# WINDOWS 8 SLOW BOOT!



## ComputerTutor (Aug 11, 2011)

Windows 8 is literally taking 2 minutes to Boot!

Does anyone know why? And how I can fix the problem?

I am also having an issue with not being able to change the screen resolution. Tried updating drivers. Resolution is set to 1024 x 768. There are no other choices.

Computer information is as follows:

Windows 8 Professional with Media Center (build 9200)
Hewlett-Packard Presario V2000 (ET931UA#ABA) Rev 1
1.80 gigahertz AMD Mobile Sempron
 1920 Megabytes Usable Installed Memory
BIOS: Hewlett-Packard F.52 01/20/2007

Thanks a million for any help!


----------



## T_Rex (Oct 21, 2012)

Did you try installing the graphics driver for your specific model manually? Sounds like it's looped into default graphical settings, which will sometimes slow down the overall booting process. here is a page that may help you .

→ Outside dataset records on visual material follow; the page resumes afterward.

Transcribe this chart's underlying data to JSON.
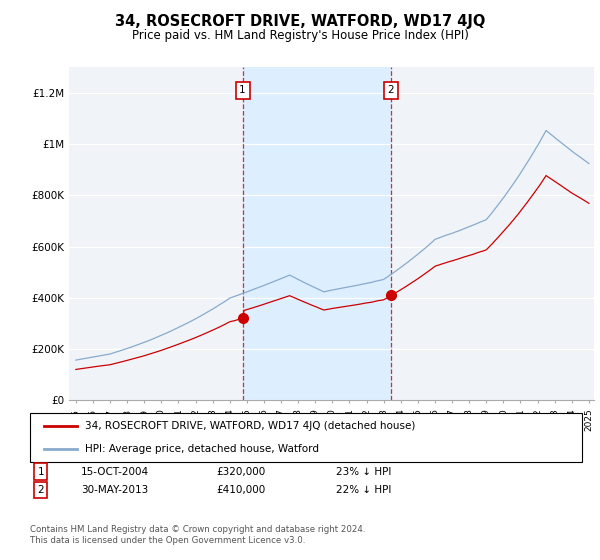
{
  "title": "34, ROSECROFT DRIVE, WATFORD, WD17 4JQ",
  "subtitle": "Price paid vs. HM Land Registry's House Price Index (HPI)",
  "ylim": [
    0,
    1300000
  ],
  "yticks": [
    0,
    200000,
    400000,
    600000,
    800000,
    1000000,
    1200000
  ],
  "ytick_labels": [
    "£0",
    "£200K",
    "£400K",
    "£600K",
    "£800K",
    "£1M",
    "£1.2M"
  ],
  "sale1_year": 2004.79,
  "sale1_value": 320000,
  "sale2_year": 2013.41,
  "sale2_value": 410000,
  "legend_line1": "34, ROSECROFT DRIVE, WATFORD, WD17 4JQ (detached house)",
  "legend_line2": "HPI: Average price, detached house, Watford",
  "annotation1_date": "15-OCT-2004",
  "annotation1_price": "£320,000",
  "annotation1_hpi": "23% ↓ HPI",
  "annotation2_date": "30-MAY-2013",
  "annotation2_price": "£410,000",
  "annotation2_hpi": "22% ↓ HPI",
  "footer": "Contains HM Land Registry data © Crown copyright and database right 2024.\nThis data is licensed under the Open Government Licence v3.0.",
  "red_color": "#cc0000",
  "blue_color": "#88aacc",
  "shade_color": "#ddeeff",
  "bg_color": "#f0f4f8",
  "grid_color": "#ffffff",
  "x_start_year": 1995,
  "x_end_year": 2025
}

Overview of Troubleshooting Startup Problems (Windows 7, Vista, XP) | HP® Support


----------



## Masterchiefxx17 (Feb 27, 2010)

First off your RAM is only 2GB which is low for Windows 8. You should upgrade to atleast 4GB (Corsair or G.Skill should be the make).


----------



## ComputerTutor (Aug 11, 2011)

Thank you so very much for your response. I'm not sure if this particular machine can be upgraded any more than it already has been, but I will find out.


----------



## ComputerTutor (Aug 11, 2011)

Thank you very much for your response. I tried updating my graphics driver, but it seems to have the most updated driver at this moment. I will check out the article you posted.


----------